In the case of the very early catalogs one may have to look at the dates on testimonial letters that were often included. While this will not give a specific date it will narrow down the probable calendar year to within 1 or two years. In other cases the year such as 1927 will be found printed in small letters on the document. Read the text very carefully one may find references to earlier dates or engine changes.
One system that was apparently introduced during the 1930s was using the same catalog and inserting a yearly price sheet. The more common of these catalogs is a green colored cover loose leaf binder approximately 6-1/4" by 9-1/4". Less common is a much larger brown color covered folder approximately 8-1/2" by 11". The engines covered in these two catalogs are the same.
The most common catalog is 3-1/2" by 6". This catalog changes some of the engine models over the years 1928-1941. The earliest known is 1917 and the latest is 1941. The year for this catalog is printed inside the front page on the lower left.
For drawings many are found with a number, initialed U (for Julius Ulrich the chief engineer from ca 1919 to ca 1960) and some have dates.
Post WWII catalogs as a rule do not carry a date. Many of the engines are based on then current automotive and truck engines. "The Palmer Engine Co.

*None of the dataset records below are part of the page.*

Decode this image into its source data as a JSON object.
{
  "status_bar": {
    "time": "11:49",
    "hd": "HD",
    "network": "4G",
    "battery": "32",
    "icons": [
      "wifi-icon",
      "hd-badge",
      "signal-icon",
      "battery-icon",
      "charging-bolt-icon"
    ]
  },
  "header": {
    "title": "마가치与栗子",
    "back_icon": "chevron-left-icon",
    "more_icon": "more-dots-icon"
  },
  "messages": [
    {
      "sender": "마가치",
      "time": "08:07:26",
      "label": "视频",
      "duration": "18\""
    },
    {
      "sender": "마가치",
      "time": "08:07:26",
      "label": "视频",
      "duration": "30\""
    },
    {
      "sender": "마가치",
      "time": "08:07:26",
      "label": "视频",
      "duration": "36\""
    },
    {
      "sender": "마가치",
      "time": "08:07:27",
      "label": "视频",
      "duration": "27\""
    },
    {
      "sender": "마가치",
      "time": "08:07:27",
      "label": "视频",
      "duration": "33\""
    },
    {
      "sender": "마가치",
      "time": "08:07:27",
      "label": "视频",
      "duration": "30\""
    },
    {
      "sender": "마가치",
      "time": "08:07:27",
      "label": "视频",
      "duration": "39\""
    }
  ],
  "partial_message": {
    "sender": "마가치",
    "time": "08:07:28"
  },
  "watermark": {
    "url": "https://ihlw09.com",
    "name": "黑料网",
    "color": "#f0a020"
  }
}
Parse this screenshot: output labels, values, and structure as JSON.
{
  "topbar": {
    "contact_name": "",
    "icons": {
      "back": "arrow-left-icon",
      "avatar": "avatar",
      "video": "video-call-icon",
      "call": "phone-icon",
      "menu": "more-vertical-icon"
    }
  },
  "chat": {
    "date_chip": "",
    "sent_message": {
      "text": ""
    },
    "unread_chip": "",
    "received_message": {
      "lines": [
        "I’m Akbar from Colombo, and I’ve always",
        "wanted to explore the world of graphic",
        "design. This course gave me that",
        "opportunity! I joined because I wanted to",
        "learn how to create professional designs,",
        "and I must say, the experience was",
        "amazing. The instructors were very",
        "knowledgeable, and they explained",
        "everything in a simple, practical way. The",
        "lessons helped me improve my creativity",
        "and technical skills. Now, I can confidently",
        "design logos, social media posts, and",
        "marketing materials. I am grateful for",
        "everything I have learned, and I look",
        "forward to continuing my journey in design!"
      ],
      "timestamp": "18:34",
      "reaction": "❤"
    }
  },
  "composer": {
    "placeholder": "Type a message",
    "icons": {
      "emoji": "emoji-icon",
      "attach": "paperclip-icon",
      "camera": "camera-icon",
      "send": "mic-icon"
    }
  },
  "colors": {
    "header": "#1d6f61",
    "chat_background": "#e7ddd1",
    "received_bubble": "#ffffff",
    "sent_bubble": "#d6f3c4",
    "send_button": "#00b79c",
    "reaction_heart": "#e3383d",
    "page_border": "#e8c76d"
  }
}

Inc." converted these engines for marine purposes therefore one is able to refer to the comparable automotive and truck data to find an approximate year.
The only marine engine design put into production post WWII from the ground up so to speak was the Model BH and its derivatives BHW, BHT, BH-25 from 1949-1957.
The PW-27 (Palmer Wisconsin, 27 Cu. Inches) 1957-1971 was a marine conversion of the Wisconsin model AEH with AFH piston and Palmer water cooled cylinder and marine trim. . The PW-27 was not an automotive design it was basically an air cooled industrial engine adapted to water cooling with marine reverse gear.
Palmer Bros. Cos Cob, CT. also produced a wide range of products ranging from Cider Mill Hardware to large stationary engines. Starting out in 1887 as "Mianus Electric Company" they made telephone and electrical equipment. The telephone and electrical product lines ceased about 1903. Large stationary engines about 1910. Cider mills in 1935.